Are video calls for work and socializing leaving you tired and irritable? You’re not alone, but there are ways to get better at it
With the easing of the lockdown in several cities, people are starting to trickle back into offices, but in much smaller numbers, which means one aspect of our lives that has become a standard fixture of most workdays will continue to dominate our schedules: video calls. If you are experiencing what has become an accepted term across the world (so much so that psychologists are studying it seriously)—“Zoom fatigue"—you are not alone, nor is it likely to go away anytime soon.

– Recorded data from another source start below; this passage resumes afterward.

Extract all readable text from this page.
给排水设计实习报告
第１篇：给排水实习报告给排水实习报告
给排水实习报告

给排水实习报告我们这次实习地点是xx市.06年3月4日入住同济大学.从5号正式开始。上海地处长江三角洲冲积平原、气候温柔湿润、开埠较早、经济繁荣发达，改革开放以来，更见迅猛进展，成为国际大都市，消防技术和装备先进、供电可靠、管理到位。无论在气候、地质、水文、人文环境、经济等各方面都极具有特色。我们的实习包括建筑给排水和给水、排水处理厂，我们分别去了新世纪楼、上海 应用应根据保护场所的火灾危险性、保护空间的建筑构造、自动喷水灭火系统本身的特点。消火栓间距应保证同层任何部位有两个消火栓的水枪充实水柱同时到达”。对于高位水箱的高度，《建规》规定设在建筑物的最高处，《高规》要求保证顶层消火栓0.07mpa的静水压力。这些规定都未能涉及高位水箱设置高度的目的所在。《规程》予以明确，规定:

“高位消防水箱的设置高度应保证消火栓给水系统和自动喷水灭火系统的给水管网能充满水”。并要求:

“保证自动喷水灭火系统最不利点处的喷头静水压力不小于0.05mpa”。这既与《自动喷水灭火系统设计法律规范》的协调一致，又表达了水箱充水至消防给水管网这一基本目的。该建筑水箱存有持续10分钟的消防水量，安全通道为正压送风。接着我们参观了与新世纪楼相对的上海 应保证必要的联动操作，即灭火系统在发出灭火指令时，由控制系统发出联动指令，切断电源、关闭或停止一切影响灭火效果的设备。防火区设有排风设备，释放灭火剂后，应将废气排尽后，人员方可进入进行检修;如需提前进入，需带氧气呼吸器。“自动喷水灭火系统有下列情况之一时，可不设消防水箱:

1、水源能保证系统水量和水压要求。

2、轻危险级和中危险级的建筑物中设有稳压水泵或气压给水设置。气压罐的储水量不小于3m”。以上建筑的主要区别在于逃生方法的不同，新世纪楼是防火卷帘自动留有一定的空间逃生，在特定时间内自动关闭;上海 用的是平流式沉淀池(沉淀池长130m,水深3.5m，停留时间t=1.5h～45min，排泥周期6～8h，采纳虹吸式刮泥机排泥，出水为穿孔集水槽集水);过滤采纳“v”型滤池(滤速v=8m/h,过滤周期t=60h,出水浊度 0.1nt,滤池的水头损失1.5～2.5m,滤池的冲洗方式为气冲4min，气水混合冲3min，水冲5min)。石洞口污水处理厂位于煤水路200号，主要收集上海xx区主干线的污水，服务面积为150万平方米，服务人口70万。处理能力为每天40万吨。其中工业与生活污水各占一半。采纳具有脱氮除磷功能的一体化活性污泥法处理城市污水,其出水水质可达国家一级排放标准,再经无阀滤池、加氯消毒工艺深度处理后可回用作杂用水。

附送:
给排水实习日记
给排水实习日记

And it’s not just work; it’s catching up with family across the globe over a quick WhatsApp call after work, while weekends mean multiple group calls with friends from school, college, a former workplace—because really, what else are you doing? While socializing can be refreshing and we do need that human connect more than ever in these times when most of us have been holed up at home for over 40 days, it’s not quite the same as catching up with friends over beer, when you feel more, not less, energized as the evening goes on. Most extroverts and even introverts (in smaller servings) “feed off" the energy of other people but this doesn’t seem to be happening during video calls. What’s going on?
“Part of the craziness now is that our homes are now our workplaces and our screens are our sole connection to folks beyond our household. This can make us feel like ‘living headshots’ since all we can do now to project our identity is a thumbnail image of our faces," writes Suzanne Degges-White in Psychology Today.
Experts concur that one reason Zoom fatigue sets in for most people who are engaged in multiple video calls through the day is simply the amount of attention one has to pay to stay tuned. “When it comes to work, most people have to spend a lot of time on their screens through the day in any case. Then they have multiple calls during which they are looking into a screen, and finally, their entertainment is also screen-based. The first reason for stress and fatigue is simply screen fatigue. It leads to eye strain and can make people exhausted, crankier, more irritable," says Mahesh Natarajan, a counsellor with InnerSight, a mental health organization in Bengaluru.
Then comes the paying attention part. As much as we like to think technology can replace real-world interactions, it does take more effort to connect with people through a screen. “You have to focus on people’s faces, which appear as tiny boxes on your screen, to get cues that we would normally get through expressions, body language and posture. Video calls give you a very limited view," says Natarajan, who has been doing online counselling through this period and is hearing the term “Zoom fatigue" more and more frequently from clients—and experiencing some of it as well. “Yes, even as a therapist used to counselling people over the phone or video calls, it does get tiring. I have to do much more to hold the client’s focus, to understand their situation and mood," says Natarajan.
Add to this the fact that most of us are facing bandwidth issues since the tech is not perfect and we begin to understand why we have to pay a lot more attention to understand what’s going on and respond appropriately and at the appropriate time. Psychologists call this “continuous partial attention" (it is not the same as multitasking, which is more voluntary) and there has been research to show that it may lead to “increased stress and decreased ability to focus and concentrate on the present moment, prohibiting reflection, contemplation, and thoughtful decision making", according to Psychology Today.
“There is almost a feeling of being on edge because you don’t want to miss an opportunity to speak up and you don’t want to forget what you have to say.... Of course, these are facets of real-world meetings as well but there you are in a focused work environment and that certainly helps keep you less distracted," says consultant clinical psychologist Shubha Madhusudhan, who feels we are going through a period of workplace transformation and will see more and more such issues related to mental and physical health as we adjust to new realities.
There are ways to deal with it, and they begin with the body rather than the mind, says Ruchika Gupta, head of physiotherapy at Portea Medical, a home health services provider. “Firstly, when video meetings are being scheduled, breaks have to be built in. If you are doing a 30- to 45-minute meeting it’s fine but anything that goes over 45 minutes has to have a break. This is not just to let people stretch their bodies and relax for a few minutes but it is also essential to get focus and attention back. You will have a better discussion," says Gupta.
Second, she says, don’t sit on a bed or sofa while taking calls; and as far as possible, use a desk. If you are using a dining table, keep in mind that dining table chairs are not well-cushioned, which can lead to pain in the back and buttocks, ultimately distracting you from the screen, so place extra cushions as needed. She also stresses the need to switch off video and audio from time to time and do breathing exercises. “Contract, hold and release your belly button for 5 minutes at a stretch—this is something you can do even when your video is on and it will help activate your core," says Gupta.
Natarajan suggests switching between video and screen-sharing/whiteboard and other features built into most video- conferencing platforms. “We are much more used to seeing text and images on screen than people, so reducing the amount of time you spend looking at tiny thumbnails of faces and spending more time using, say, the virtual whiteboard to record ideas is a good way to break fatigue," he suggests.
He also advises people with heavy video-calling schedules to sit near a window so they can occasionally look at something else other than a blank wall. “Focus on something else in the room for a while during a call—a house plant, a painting on the wall. This will give your eyes a break," he adds.